Meist gesellt sich dann noch ein zweites Kind dazu. Dann beobachte ich gemeinsames Staunen und Entdecken und manchmal tauschen die Kinder die Bücher. Die Neugier ist geweckt und Konzentration und Feinmotorik werden gefördert. Das gemeinsame Interesse an den Büchern verbindet und gibt den Kindern Sicherheit.

Gemeinsame Vorlesezeit

Das Lesen ist eine ganz wertvolle Zeit im Alltag. Wir bereiten uns auf die Lesezeit gemeinsam vor, um die Gruppenbildung zu stärken. Entweder bauen wir eine Lesehöhle, in der es spannend werden darf, wir sitzen rund um den Tisch oder wir platzieren Sitzkissen am Boden, damit jedes Kind seinen Platz findet. Speziell Kinder in der Eingewöhnungsphase sitzen gerne auf meinem Schoß, um mehr Zuneigung, Sicherheit und Geborgenheit zu spüren.
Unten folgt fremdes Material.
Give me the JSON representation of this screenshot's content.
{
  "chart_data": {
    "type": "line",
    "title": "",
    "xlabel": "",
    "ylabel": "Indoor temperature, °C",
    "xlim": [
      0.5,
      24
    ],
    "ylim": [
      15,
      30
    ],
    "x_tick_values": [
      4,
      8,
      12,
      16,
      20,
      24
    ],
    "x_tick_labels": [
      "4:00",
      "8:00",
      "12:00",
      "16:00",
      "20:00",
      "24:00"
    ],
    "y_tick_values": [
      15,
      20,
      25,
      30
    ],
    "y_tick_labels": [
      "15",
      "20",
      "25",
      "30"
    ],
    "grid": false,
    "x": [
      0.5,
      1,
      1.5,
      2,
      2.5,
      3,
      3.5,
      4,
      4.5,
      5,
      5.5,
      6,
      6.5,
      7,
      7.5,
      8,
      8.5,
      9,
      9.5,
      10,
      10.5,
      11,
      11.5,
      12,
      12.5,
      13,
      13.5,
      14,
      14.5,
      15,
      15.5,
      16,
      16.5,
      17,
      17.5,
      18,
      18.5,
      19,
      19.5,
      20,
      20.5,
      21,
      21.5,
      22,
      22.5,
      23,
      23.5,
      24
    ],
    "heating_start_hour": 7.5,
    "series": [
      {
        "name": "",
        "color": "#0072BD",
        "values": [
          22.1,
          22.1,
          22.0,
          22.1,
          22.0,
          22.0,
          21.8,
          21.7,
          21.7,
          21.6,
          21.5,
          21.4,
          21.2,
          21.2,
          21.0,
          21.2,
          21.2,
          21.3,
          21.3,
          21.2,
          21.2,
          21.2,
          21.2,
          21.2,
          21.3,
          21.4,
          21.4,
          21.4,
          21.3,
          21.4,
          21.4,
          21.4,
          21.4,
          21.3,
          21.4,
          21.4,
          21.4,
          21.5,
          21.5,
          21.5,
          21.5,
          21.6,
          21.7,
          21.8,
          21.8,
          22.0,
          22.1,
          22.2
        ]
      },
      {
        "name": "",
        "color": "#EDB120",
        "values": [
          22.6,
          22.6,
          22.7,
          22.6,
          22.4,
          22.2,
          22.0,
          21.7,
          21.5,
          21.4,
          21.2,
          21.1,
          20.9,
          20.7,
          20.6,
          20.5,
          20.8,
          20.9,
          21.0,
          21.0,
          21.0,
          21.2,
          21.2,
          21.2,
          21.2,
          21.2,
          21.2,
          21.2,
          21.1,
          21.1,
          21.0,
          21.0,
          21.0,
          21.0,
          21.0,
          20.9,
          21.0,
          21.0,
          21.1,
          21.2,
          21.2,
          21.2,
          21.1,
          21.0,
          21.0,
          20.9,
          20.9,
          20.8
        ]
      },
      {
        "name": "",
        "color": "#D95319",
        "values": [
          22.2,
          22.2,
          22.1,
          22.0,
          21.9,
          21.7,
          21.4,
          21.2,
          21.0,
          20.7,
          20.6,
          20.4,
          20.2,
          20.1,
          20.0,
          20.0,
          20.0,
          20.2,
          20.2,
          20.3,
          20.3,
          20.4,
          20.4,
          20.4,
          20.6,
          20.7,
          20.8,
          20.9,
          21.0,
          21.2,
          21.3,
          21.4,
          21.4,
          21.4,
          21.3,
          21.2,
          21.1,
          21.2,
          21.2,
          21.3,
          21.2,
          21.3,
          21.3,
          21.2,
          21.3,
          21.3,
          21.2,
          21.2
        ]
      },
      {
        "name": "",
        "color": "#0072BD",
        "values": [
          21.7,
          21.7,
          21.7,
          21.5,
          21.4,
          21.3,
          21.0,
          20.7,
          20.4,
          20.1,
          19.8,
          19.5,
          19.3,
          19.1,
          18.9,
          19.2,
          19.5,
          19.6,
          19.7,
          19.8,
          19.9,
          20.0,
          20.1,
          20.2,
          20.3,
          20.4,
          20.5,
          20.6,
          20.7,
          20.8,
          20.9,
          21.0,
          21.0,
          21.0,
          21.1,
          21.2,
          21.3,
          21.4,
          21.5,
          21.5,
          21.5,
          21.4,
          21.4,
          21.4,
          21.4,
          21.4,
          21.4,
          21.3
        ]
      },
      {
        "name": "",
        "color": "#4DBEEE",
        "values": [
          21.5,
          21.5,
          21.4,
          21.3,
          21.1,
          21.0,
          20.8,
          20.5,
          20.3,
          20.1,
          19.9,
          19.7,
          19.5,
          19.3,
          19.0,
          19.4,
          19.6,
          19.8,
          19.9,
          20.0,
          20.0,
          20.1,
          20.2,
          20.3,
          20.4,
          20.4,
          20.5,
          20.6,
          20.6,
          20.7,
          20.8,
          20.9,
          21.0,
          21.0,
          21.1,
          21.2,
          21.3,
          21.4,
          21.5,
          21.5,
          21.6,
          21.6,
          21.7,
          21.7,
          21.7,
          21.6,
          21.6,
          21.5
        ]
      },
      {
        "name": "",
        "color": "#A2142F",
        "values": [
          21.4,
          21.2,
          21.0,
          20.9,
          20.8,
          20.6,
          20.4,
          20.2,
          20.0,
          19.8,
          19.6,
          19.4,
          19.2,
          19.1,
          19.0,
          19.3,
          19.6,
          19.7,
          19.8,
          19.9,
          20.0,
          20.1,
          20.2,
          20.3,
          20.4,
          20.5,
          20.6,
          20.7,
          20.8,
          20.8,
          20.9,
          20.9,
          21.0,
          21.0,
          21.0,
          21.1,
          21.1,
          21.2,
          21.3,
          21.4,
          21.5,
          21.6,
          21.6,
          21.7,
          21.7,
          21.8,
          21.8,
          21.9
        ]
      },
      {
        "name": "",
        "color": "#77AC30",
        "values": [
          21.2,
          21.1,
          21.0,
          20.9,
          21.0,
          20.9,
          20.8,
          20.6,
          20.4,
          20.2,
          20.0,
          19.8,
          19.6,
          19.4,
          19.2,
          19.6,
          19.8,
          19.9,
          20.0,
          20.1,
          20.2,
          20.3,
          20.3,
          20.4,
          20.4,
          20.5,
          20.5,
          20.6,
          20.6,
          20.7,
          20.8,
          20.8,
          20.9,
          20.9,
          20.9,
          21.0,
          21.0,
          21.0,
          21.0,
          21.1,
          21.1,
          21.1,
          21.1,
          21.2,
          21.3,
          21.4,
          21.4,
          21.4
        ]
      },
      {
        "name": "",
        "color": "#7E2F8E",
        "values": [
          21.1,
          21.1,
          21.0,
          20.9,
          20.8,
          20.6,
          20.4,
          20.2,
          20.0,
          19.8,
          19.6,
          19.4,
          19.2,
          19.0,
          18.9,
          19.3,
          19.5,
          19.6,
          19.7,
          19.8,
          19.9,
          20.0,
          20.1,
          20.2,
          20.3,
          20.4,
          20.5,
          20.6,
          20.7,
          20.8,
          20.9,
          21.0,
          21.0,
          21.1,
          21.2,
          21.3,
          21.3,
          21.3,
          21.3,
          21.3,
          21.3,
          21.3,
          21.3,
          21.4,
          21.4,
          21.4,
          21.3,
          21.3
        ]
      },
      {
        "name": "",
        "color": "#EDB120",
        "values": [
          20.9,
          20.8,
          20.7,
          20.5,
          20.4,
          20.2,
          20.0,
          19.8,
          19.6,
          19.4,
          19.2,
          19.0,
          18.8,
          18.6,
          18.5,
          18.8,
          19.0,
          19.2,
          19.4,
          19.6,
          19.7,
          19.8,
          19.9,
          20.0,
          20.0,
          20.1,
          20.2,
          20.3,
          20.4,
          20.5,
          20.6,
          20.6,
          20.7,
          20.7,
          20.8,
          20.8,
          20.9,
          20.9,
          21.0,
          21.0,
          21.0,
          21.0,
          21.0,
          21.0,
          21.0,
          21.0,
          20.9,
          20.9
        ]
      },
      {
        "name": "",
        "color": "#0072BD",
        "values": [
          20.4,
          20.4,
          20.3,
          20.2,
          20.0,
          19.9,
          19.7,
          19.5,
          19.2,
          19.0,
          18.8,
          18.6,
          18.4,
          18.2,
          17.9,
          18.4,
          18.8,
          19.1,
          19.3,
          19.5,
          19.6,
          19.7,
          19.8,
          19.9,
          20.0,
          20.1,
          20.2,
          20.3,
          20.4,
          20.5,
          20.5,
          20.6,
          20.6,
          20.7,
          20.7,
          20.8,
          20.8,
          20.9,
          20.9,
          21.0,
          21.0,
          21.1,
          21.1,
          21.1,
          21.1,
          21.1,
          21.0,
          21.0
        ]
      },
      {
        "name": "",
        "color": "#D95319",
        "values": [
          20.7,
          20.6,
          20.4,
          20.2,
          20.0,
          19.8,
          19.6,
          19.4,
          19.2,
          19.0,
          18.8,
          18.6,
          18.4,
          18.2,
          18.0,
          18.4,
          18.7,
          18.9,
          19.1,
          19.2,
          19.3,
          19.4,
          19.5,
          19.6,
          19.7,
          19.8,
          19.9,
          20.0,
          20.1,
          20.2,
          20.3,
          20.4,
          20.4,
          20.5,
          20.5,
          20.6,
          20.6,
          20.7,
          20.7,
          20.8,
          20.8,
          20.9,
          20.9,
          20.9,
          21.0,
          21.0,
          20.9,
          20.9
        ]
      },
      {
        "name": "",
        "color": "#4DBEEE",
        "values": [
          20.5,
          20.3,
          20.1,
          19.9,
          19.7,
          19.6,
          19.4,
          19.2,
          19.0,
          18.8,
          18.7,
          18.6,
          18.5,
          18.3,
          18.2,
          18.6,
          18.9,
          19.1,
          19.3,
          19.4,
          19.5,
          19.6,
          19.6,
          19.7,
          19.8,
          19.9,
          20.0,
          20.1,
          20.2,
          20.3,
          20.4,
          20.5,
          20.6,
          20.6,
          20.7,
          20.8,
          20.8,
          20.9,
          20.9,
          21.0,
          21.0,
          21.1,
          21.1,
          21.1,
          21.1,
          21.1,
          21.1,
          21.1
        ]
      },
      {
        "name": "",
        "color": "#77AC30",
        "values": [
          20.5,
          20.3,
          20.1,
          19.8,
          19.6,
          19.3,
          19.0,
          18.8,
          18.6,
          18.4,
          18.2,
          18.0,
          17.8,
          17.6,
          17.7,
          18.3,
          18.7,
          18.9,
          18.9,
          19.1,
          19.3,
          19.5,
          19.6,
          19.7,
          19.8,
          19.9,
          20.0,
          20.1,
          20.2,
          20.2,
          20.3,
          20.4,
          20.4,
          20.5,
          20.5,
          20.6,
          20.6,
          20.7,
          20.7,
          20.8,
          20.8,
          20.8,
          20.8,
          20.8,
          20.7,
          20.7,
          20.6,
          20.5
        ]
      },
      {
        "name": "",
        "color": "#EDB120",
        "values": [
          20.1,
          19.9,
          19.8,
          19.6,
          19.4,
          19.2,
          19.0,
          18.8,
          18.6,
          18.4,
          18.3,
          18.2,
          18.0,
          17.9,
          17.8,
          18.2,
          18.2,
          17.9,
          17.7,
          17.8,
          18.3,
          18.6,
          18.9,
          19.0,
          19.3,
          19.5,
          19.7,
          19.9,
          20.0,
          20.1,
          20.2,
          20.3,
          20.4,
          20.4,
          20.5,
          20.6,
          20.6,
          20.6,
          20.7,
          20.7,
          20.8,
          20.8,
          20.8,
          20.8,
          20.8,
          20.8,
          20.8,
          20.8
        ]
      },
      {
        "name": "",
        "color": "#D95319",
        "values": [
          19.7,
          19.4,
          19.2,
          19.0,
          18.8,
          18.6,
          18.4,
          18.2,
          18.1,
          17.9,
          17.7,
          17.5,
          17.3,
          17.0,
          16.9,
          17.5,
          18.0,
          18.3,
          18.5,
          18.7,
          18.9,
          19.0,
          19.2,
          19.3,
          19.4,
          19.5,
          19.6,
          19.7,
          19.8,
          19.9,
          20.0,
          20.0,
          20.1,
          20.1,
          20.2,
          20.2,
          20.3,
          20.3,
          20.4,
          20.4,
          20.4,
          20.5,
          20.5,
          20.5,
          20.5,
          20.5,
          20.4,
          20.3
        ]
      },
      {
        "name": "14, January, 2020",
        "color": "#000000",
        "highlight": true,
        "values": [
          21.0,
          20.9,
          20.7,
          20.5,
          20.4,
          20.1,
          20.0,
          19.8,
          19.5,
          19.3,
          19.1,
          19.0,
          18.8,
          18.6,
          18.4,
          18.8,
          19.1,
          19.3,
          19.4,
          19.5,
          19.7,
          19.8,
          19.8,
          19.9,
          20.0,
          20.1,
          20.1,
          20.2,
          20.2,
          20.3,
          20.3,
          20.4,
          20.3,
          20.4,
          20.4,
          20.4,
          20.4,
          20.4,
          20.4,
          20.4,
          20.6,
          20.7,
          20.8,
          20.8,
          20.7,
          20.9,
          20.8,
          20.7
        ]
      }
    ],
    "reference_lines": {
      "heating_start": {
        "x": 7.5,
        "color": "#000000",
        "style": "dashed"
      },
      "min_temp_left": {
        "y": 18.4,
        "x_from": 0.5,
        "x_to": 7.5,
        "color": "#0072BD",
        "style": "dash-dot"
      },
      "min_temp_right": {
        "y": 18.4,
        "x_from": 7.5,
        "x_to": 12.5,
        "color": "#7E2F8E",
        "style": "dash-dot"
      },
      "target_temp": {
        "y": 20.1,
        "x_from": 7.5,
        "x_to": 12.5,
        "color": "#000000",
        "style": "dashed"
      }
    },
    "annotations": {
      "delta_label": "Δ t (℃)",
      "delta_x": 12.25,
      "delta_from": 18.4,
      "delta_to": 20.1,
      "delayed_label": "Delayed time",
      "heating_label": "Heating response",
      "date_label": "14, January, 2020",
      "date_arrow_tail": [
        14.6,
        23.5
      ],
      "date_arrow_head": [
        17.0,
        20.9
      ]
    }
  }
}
Welches Buch lesen wir heute?

Die Auswahl des Buches richtet sich nach dem Alter und der Gruppengröße meiner Tageskinder und nach den jeweiligen Interessen der Kinder. Oft knüpfe ich mit einem Buch an aktuelle Themen an oder verwende es als Hilfestellung für das Alltagsgeschehen. Außerdem lesen wir Bücher passend zum Jahreskreis und den dazugehörigen Festen. So können wir uns gut darauf einstimmen.

Aber oft ist es „irgendein“ Buch, das mir ein Kind bringt. Damit sagt es mir: „Ich brauche deine Aufmerksamkeit.“

Was ist mir beim Lesen wichtig?

In entspannter Atmosphäre entdecken wir gemeinsam Dinge, wir benennen sie und fördern so die Sprachentwicklung. Ich achte auf eine gezielte Betonung, verändere meine Stimme und die Lautstärke. Außerdem wandle ich Mimik und Gestik, damit die Kinder eine Verbindung zwischen den Bildern und des Textes herstellen können.

Ich motiviere sie, sich am Gruppengespräch zu beteiligen. Durch ausreichende Pausen bietet sich die Gelegenheit in einen Dialog zu treten. Damit keine Langeweile aufkommt, beziehe ich sie mit ein, somit kann auch die Konzentration länger anhalten. Zudem können wir mit Handpuppen oder Stoffraupe wir die Geschichten lebendig gestalten. Außerdem gehe ich auf die Reaktionen der Kinder ein und greife ihre Äußerungen auf. So können sie die Geschehnisse gut verarbeiten. Schließlich gelingt es den etwas Größeren oftmals schon, in verschiedene Rollen zu schlüpfen.

Mein Ziel ist es, meine Tageskinder auch in diesem Bereich bestmöglich zu fördern. Vor allem ihre Phantasie anzuregen und ihre Begeisterung und Freude am Lesen zu wecken.